For 47 years, the Edgerton Reporter published an award-winning Lakes Edition — a tabloid for tourists filled with information about places to go, things to do, interesting features and history. It covered a 70-mile circumference and averaged around 120 pages.

“It brought in badly needed revenue for us because the tourists had money to spend, and our businesses wanted a piece of that spending,” she said. “We could sell advertising in the towns around us, and that was good.”

Everson stopped publishing the Lakes Edition during the pandemic and hasn’t had the manpower to start it back up. She’s hoping to revive it next year.

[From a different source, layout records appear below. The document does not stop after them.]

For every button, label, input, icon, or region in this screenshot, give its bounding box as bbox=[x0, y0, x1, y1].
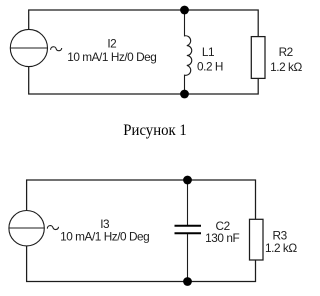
svg-text:10 mA/1 Hz/0 Deg: 10 mA/1 Hz/0 Deg bbox=[60, 229, 149, 243]
resistor R2 body bbox=[251, 37, 265, 79]
wire bottom rail of circuit 1 (source bottom to resistor bottom) bbox=[29, 67, 259, 94]
AC tilde symbol of I2 bbox=[51, 47, 62, 51]
svg-text:1.2 kΩ: 1.2 kΩ bbox=[270, 60, 302, 74]
capacitor C2 bottom plate bbox=[175, 232, 202, 234]
current source I3 diameter line bbox=[9, 227, 44, 229]
current source I2 diameter line bbox=[10, 47, 47, 49]
svg-text:L1: L1 bbox=[202, 45, 214, 59]
svg-text:130 nF: 130 nF bbox=[205, 231, 239, 245]
node junction dot bottom of C2 bbox=[183, 277, 192, 286]
svg-text:1.2 kΩ: 1.2 kΩ bbox=[265, 241, 297, 255]
svg-text:R2: R2 bbox=[279, 45, 293, 59]
inductor L1 with leads bbox=[185, 10, 192, 94]
current source I2 bbox=[10, 29, 47, 66]
capacitor C2 top plate bbox=[175, 225, 202, 227]
AC tilde symbol of I3 bbox=[47, 226, 58, 230]
svg-text:I2: I2 bbox=[107, 36, 116, 50]
node junction dot top of L1 bbox=[180, 6, 189, 15]
wire bottom rail of circuit 2 (source bottom to resistor bottom) bbox=[27, 246, 256, 282]
node junction dot top of C2 bbox=[183, 176, 192, 185]
wire top rail of circuit 1 (source top to resistor top) bbox=[29, 10, 259, 37]
capacitor C2 top lead bbox=[187, 180, 189, 225]
node junction dot bottom of L1 bbox=[180, 90, 189, 99]
resistor R3 body bbox=[250, 219, 264, 260]
svg-text:10 mA/1 Hz/0 Deg: 10 mA/1 Hz/0 Deg bbox=[67, 50, 156, 64]
current source I3 bbox=[9, 211, 44, 246]
wire top rail of circuit 2 (source top to resistor top) bbox=[27, 180, 256, 219]
capacitor C2 bottom lead bbox=[187, 234, 189, 282]
svg-text:Рисунок 1: Рисунок 1 bbox=[123, 122, 187, 139]
svg-text:0.2 H: 0.2 H bbox=[197, 59, 223, 73]
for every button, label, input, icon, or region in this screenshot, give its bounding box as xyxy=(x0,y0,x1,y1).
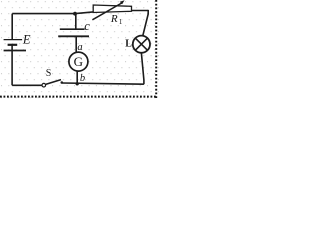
halftone background xyxy=(0,0,159,99)
wire bottom left (corner to switch) xyxy=(12,84,42,86)
wire top-left (battery to junction) xyxy=(12,13,75,15)
svg-text:1: 1 xyxy=(119,18,123,26)
svg-text:R: R xyxy=(110,13,118,25)
svg-text:S: S xyxy=(46,68,52,79)
svg-text:b: b xyxy=(80,73,85,84)
battery E xyxy=(4,39,23,41)
wire resistor to top-right corner xyxy=(132,10,149,12)
capacitor top stub xyxy=(75,14,77,30)
switch S xyxy=(42,83,46,87)
resistor R1 slider arrow xyxy=(92,2,122,19)
resistor R1 body xyxy=(93,5,131,13)
wire right upper (corner to lamp) xyxy=(143,10,148,35)
galvanometer G xyxy=(69,52,88,71)
lamp L xyxy=(133,36,150,53)
wire left upper (corner to battery) xyxy=(11,14,13,40)
svg-text:E: E xyxy=(22,33,31,47)
wire G to bottom wire (node b) xyxy=(76,71,78,84)
node junction dot top xyxy=(73,12,77,16)
wire capacitor to G (node a) xyxy=(75,36,77,53)
page border dotted bottom xyxy=(0,96,157,98)
wire bottom right (corner to switch) xyxy=(62,83,144,84)
page border dotted right xyxy=(155,0,157,99)
wire left lower (battery to bottom corner) xyxy=(11,45,13,86)
wire right lower (lamp to bottom corner) xyxy=(141,53,144,84)
capacitor plate bottom xyxy=(58,35,89,37)
svg-text:L: L xyxy=(125,39,132,50)
node junction dot bottom (G branch) xyxy=(76,82,79,85)
svg-text:c: c xyxy=(84,19,90,33)
svg-text:G: G xyxy=(74,54,83,69)
wire top (junction to resistor) xyxy=(76,12,94,14)
capacitor plate top (c) xyxy=(60,28,85,30)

Today, the Edgerton Reporter is published on Thursdays, and its circulation is 1,800. Everson also publishes the Edgerton Advertiser, a shopper, and mails it to 5,000 non–subscribing households each week. Occasionally, she sends the whole newspaper to the entire mailing list, and that usually brings in new subscribers.

It also helps that she delivers a personal touch to each subscriber by writing a note on their subscription renewals.

“If I know them personally, I’ll write a personal note and thank them for their subscription,” she said. “And I think that’s helped us retain more subscribers.”
As in many towns with local newspapers, readers always want more news than there’s room for, Everson says.

“And especially if they have heard about a bit of news by word of mouth, they want to read about it,” she said.

School news rules, whether it’s sports, school plays, debates, spelling bees or the 4-H. Readers can find it all in the pages of the Edgerton Reporter.
As the newspaper’s 150th anniversary looms on the horizon, Everson reflects on her role cultivating a legacy in her community.

“I see the newspaper as being like a farm,” she said. “Yes, you may own it, but you’re really a steward of it, and you’re taking care of it like you take care of the land. We take care of the community by covering the news and providing an advertising vehicle for our businesses, and we provide information for the readers so they can make choices about things happening in their lives.”